Nach einer Extraportion Kaffee kehrt ein wenig alter Aktionismus zurück, den Uli in seiner Extremform sogar nicht mehr bei mir vermisst. Aber keine Angst, ich halte den Ball extrem flach und widme mich einem kleinen Leitfaden für Mattens Gäste. Die Erklärbär-Nummer kann ich ja inzwischen. Hintergrund ist der avisierte Besuch einer meiner Söhne ohne essentielle Einweisung vor Ort. Am Ende ähnelt das Matten-Erklärbär-Bilderbuch eher den ausführlichen und stundenfressenden navigatorischen Ratschlägen der großelterlichen Generation, wenn man mal unvorsichtig nach dem Weg fragte. Naja, so schlimm ist es nicht und die bebilderte Auflistung soll ja nur ein Wegweiser sein. Wo ist die Gasflasche, der Absperrhahn etc.  Trotzdem erinnere ich mich an Ulis gestrigen Bericht von der jüngsten QMS-Sau, die wieder durch mittelständische Betriebe gejagt wird.  Jüngst war es der Brandschutzhelfer, jetzt muß die Müllentsorgung akribisch dokumentiert werden. Also werden Mülltonnen, Papierkörber und der Toiletteneimer im WC fotografisch dokumentiert. Wenn das weiter so geht… Mit Matten steht uns ja ein Fluchtweg offen.
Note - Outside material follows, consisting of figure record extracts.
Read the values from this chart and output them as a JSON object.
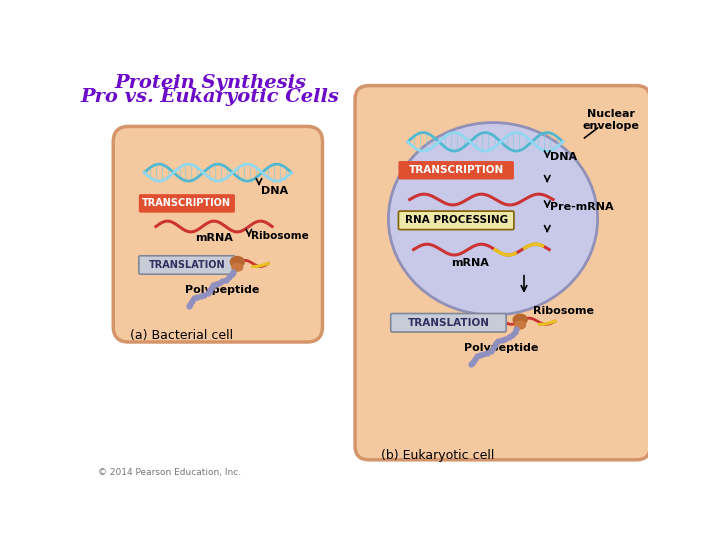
{
  "title_line1": "Protein Synthesis",
  "title_line2": "Pro vs. Eukaryotic Cells",
  "title_color": "#6B0AC9",
  "bg_color": "#FFFFFF",
  "bact_cell_fill": "#F5C9A0",
  "bact_cell_border": "#D4956A",
  "euk_cell_fill": "#F5C9A0",
  "euk_cell_border": "#D4956A",
  "nucleus_fill": "#C8C8E8",
  "nucleus_border": "#9090B8",
  "label_a": "(a) Bacterial cell",
  "label_b": "(b) Eukaryotic cell",
  "copyright": "© 2014 Pearson Education, Inc.",
  "transcription_box_color": "#E05030",
  "translation_box_fill": "#C8CCD8",
  "translation_box_border": "#808898",
  "rna_processing_box_fill": "#E8D890",
  "rna_processing_box_border": "#808040",
  "nuclear_envelope_label": "Nuclear\nenvelope",
  "dna_label": "DNA",
  "mrna_label": "mRNA",
  "premrna_label": "Pre-mRNA",
  "ribosome_label": "Ribosome",
  "polypeptide_label": "Polypeptide",
  "transcription_label": "TRANSCRIPTION",
  "translation_label": "TRANSLATION",
  "rna_processing_label": "RNA PROCESSING"
}
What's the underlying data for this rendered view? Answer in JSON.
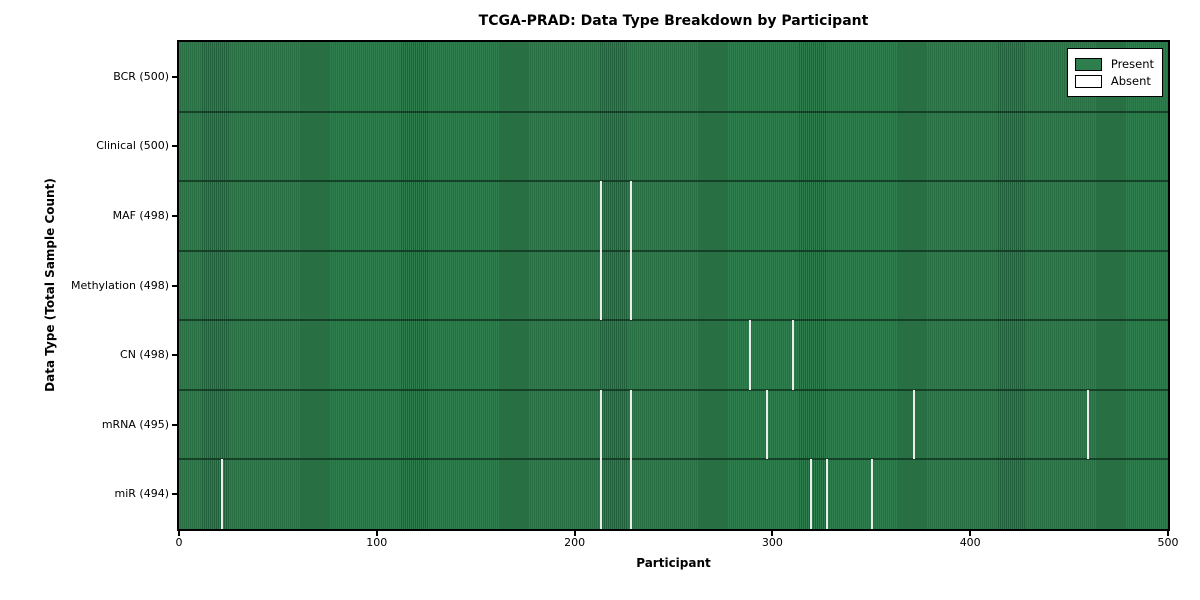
{
  "figure": {
    "title": "TCGA-PRAD: Data Type Breakdown by Participant",
    "xlabel": "Participant",
    "ylabel": "Data Type (Total Sample Count)"
  },
  "legend": {
    "items": [
      {
        "label": "Present",
        "color": "#2f7e4e"
      },
      {
        "label": "Absent",
        "color": "#ffffff"
      }
    ]
  },
  "chart_data": {
    "type": "heatmap",
    "title": "TCGA-PRAD: Data Type Breakdown by Participant",
    "xlabel": "Participant",
    "ylabel": "Data Type (Total Sample Count)",
    "xlim": [
      0,
      500
    ],
    "x_ticks": [
      0,
      100,
      200,
      300,
      400,
      500
    ],
    "n_participants": 500,
    "grid": false,
    "legend_position": "upper right",
    "present_color": "#2f7e4e",
    "absent_color": "#ffffff",
    "rows": [
      {
        "label": "BCR (500)",
        "data_type": "BCR",
        "total": 500,
        "absent_participants": []
      },
      {
        "label": "Clinical (500)",
        "data_type": "Clinical",
        "total": 500,
        "absent_participants": []
      },
      {
        "label": "MAF (498)",
        "data_type": "MAF",
        "total": 498,
        "absent_participants": [
          213,
          228
        ]
      },
      {
        "label": "Methylation (498)",
        "data_type": "Methylation",
        "total": 498,
        "absent_participants": [
          213,
          228
        ]
      },
      {
        "label": "CN (498)",
        "data_type": "CN",
        "total": 498,
        "absent_participants": [
          288,
          310
        ]
      },
      {
        "label": "mRNA (495)",
        "data_type": "mRNA",
        "total": 495,
        "absent_participants": [
          213,
          228,
          297,
          371,
          459
        ]
      },
      {
        "label": "miR (494)",
        "data_type": "miR",
        "total": 494,
        "absent_participants": [
          21,
          213,
          228,
          319,
          327,
          350
        ]
      }
    ]
  }
}
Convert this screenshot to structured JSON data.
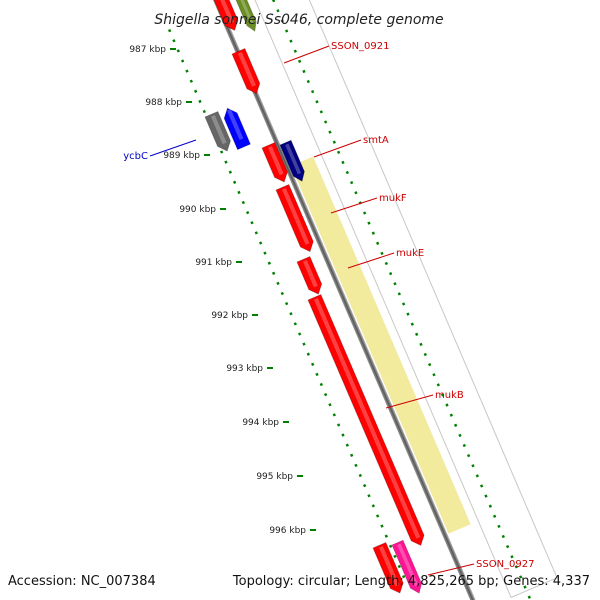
{
  "title": "Shigella sonnei Ss046, complete genome",
  "ruler": {
    "tick_labels": [
      "987 kbp",
      "988 kbp",
      "989 kbp",
      "990 kbp",
      "991 kbp",
      "992 kbp",
      "993 kbp",
      "994 kbp",
      "995 kbp",
      "996 kbp"
    ]
  },
  "genes": [
    {
      "label": "SSON_0921",
      "color": "#cc0000"
    },
    {
      "label": "smtA",
      "color": "#cc0000"
    },
    {
      "label": "ycbC",
      "color": "#0000cc"
    },
    {
      "label": "mukF",
      "color": "#cc0000"
    },
    {
      "label": "mukE",
      "color": "#cc0000"
    },
    {
      "label": "mukB",
      "color": "#cc0000"
    },
    {
      "label": "SSON_0927",
      "color": "#cc0000"
    }
  ],
  "colors": {
    "cds_red": "#ff0000",
    "cds_blue": "#0000ff",
    "cds_grey": "#666666",
    "cds_olive": "#6b8e23",
    "cds_pink": "#ff1493",
    "cds_navy": "#000080",
    "feature_yellow": "#f0e68c",
    "backbone": "#808080",
    "ticks": "#008000"
  },
  "footer": {
    "accession": "Accession: NC_007384",
    "topology": "Topology: circular; Length: 4,825,265 bp; Genes: 4,337"
  }
}
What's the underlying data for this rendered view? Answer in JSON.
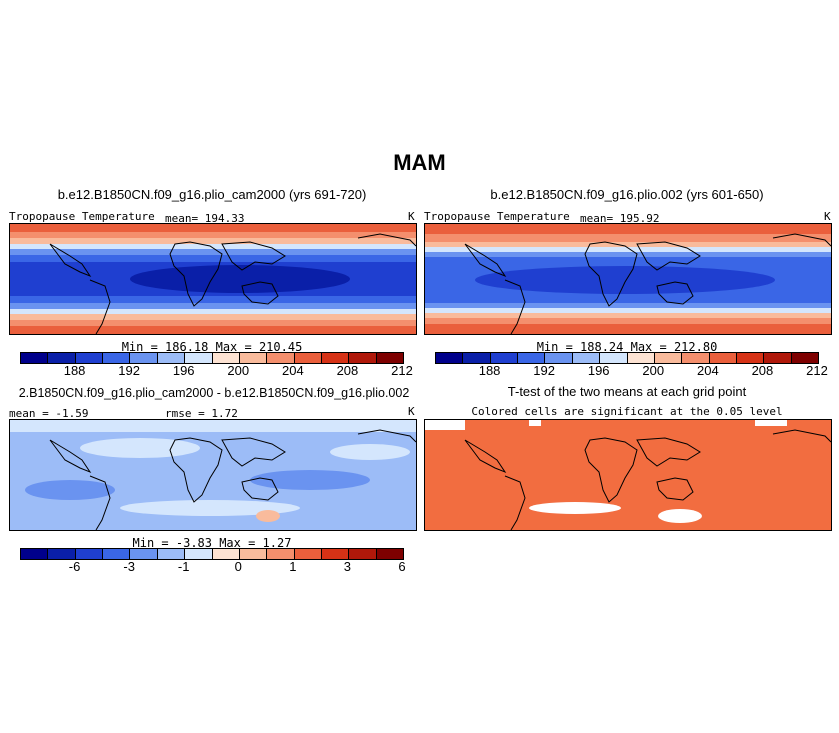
{
  "figure_title": "MAM",
  "chart_data": [
    {
      "type": "heatmap",
      "title": "b.e12.B1850CN.f09_g16.plio_cam2000 (yrs 691-720)",
      "variable": "Tropopause Temperature",
      "mean_label": "mean= 194.33",
      "units": "K",
      "min_max_label": "Min =  186.18  Max =  210.45",
      "min": 186.18,
      "max": 210.45,
      "colorbar_ticks": [
        "188",
        "192",
        "196",
        "200",
        "204",
        "208",
        "212"
      ]
    },
    {
      "type": "heatmap",
      "title": "b.e12.B1850CN.f09_g16.plio.002 (yrs 601-650)",
      "variable": "Tropopause Temperature",
      "mean_label": "mean= 195.92",
      "units": "K",
      "min_max_label": "Min =  188.24  Max =  212.80",
      "min": 188.24,
      "max": 212.8,
      "colorbar_ticks": [
        "188",
        "192",
        "196",
        "200",
        "204",
        "208",
        "212"
      ]
    },
    {
      "type": "heatmap",
      "title": "2.B1850CN.f09_g16.plio_cam2000 - b.e12.B1850CN.f09_g16.plio.002",
      "mean_label": "mean =  -1.59",
      "rmse_label": "rmse =   1.72",
      "units": "K",
      "min_max_label": "Min =  -3.83  Max =   1.27",
      "min": -3.83,
      "max": 1.27,
      "colorbar_ticks": [
        "-6",
        "-3",
        "-1",
        "0",
        "1",
        "3",
        "6"
      ]
    },
    {
      "type": "heatmap",
      "title": "T-test of the two means at each grid point",
      "subtitle": "Colored cells are significant at the 0.05 level"
    }
  ],
  "colors": {
    "abs_scale": [
      "#00008b",
      "#0a1fa8",
      "#1f3fd0",
      "#3a66e6",
      "#6a93f0",
      "#9cbcf7",
      "#d4e6fd",
      "#fde3d3",
      "#f9bb9c",
      "#f48f6d",
      "#ea5f3c",
      "#d63216",
      "#b0180a",
      "#7e0000"
    ],
    "diff_scale": [
      "#00008b",
      "#0a1fa8",
      "#1f3fd0",
      "#3a66e6",
      "#6a93f0",
      "#9cbcf7",
      "#d4e6fd",
      "#fde3d3",
      "#f9bb9c",
      "#f48f6d",
      "#ea5f3c",
      "#d63216",
      "#b0180a",
      "#7e0000"
    ],
    "ttest": "#f26d40"
  }
}
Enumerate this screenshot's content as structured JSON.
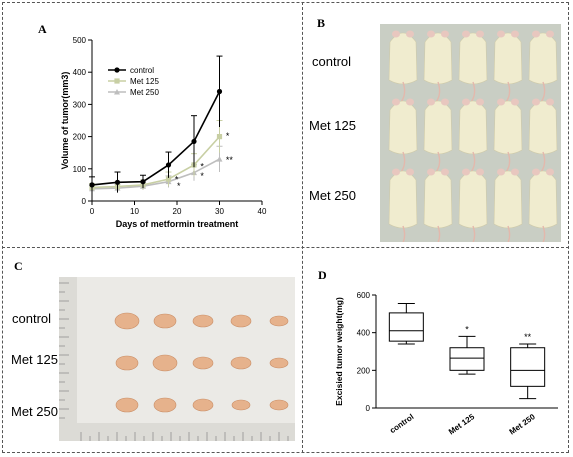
{
  "panels": {
    "A": "A",
    "B": "B",
    "C": "C",
    "D": "D"
  },
  "photo_labels": {
    "B": [
      "control",
      "Met 125",
      "Met 250"
    ],
    "C": [
      "control",
      "Met 125",
      "Met 250"
    ]
  },
  "colors": {
    "control": "#000000",
    "met125": "#c8cfa4",
    "met250": "#bebebe",
    "mouse_fur": "#f0eccf",
    "tumor": "#e6b28c",
    "photo_bg_B": "#c9cec4",
    "photo_bg_C": "#ebeae6"
  },
  "chart_data": [
    {
      "panel": "A",
      "type": "line",
      "xlabel": "Days of metformin treatment",
      "ylabel": "Volume of tumor(mm3)",
      "xlim": [
        0,
        40
      ],
      "ylim": [
        0,
        500
      ],
      "xticks": [
        0,
        10,
        20,
        30,
        40
      ],
      "yticks": [
        0,
        100,
        200,
        300,
        400,
        500
      ],
      "legend_position": "top-left",
      "grid": false,
      "series": [
        {
          "name": "control",
          "color_key": "control",
          "x": [
            0,
            6,
            12,
            18,
            24,
            30
          ],
          "y": [
            50,
            58,
            60,
            112,
            185,
            340
          ],
          "err": [
            25,
            32,
            20,
            40,
            80,
            110
          ]
        },
        {
          "name": "Met 125",
          "color_key": "met125",
          "x": [
            0,
            6,
            12,
            18,
            24,
            30
          ],
          "y": [
            42,
            45,
            50,
            68,
            112,
            200
          ],
          "err": [
            12,
            14,
            15,
            22,
            35,
            50
          ]
        },
        {
          "name": "Met 250",
          "color_key": "met250",
          "x": [
            0,
            6,
            12,
            18,
            24,
            30
          ],
          "y": [
            38,
            40,
            46,
            60,
            88,
            130
          ],
          "err": [
            10,
            12,
            12,
            18,
            25,
            40
          ]
        }
      ],
      "annotations": [
        {
          "text": "*",
          "x": 19.5,
          "y": 70
        },
        {
          "text": "*",
          "x": 20.0,
          "y": 50
        },
        {
          "text": "*",
          "x": 25.5,
          "y": 110
        },
        {
          "text": "*",
          "x": 25.5,
          "y": 80
        },
        {
          "text": "*",
          "x": 31.5,
          "y": 205
        },
        {
          "text": "**",
          "x": 31.5,
          "y": 130
        }
      ]
    },
    {
      "panel": "D",
      "type": "box",
      "ylabel": "Excisied tumor weight(mg)",
      "ylim": [
        0,
        600
      ],
      "yticks": [
        0,
        200,
        400,
        600
      ],
      "categories": [
        "control",
        "Met 125",
        "Met 250"
      ],
      "boxes": [
        {
          "min": 340,
          "q1": 355,
          "median": 410,
          "q3": 505,
          "max": 555,
          "sig": ""
        },
        {
          "min": 180,
          "q1": 200,
          "median": 265,
          "q3": 320,
          "max": 380,
          "sig": "*"
        },
        {
          "min": 50,
          "q1": 115,
          "median": 200,
          "q3": 320,
          "max": 340,
          "sig": "**"
        }
      ]
    }
  ]
}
Zurück zum Tag. Nach der Erklärbärphase und einem zweiten Blick auf den Verklicker, der heute seinen Namen nicht verdient, erhalte ich aus der Heimat einen pixligen Auftrag, den ich brav erfülle. YouTubes Werkzeugkiste macht es mir dabei überraschend einfach. Kinderfotos, die meine Navigationsecke schmücken, sollen in den Erklärbärfilmen unkenntlich gemacht werden. Ich verstehe die Vorsicht der Eltern und forste meine Kanalfilme durch.
Mein Stegnachbar kehrt von einem Wismar-Törn zurück und berichtet von bestem Segelwetter, natürlich nur bis kurz vor Warnemünde. Ich verfluche den Verklicker, alle Wettterberichte und meinen Pessimismus. Na, wenigstens mit dem Annehmen der Festmacherleinen habe ich heute ein seglerisches Werk getan. Toll.
Am Ende werde ich doch noch dem Rat eines Kommentators folgen und eine Fährüberfahrt nach Gedser buchen… Ich habe wohl den Flautenblues.

Ahoi

Übrigens, wenn die Titelzeile mehr Platz böte, hätte der Titel neumodisch und bestsellerverdächtig so gelautet:

Der Verklicker, der seinen Namen nicht verdient und den Flautenblues spielt.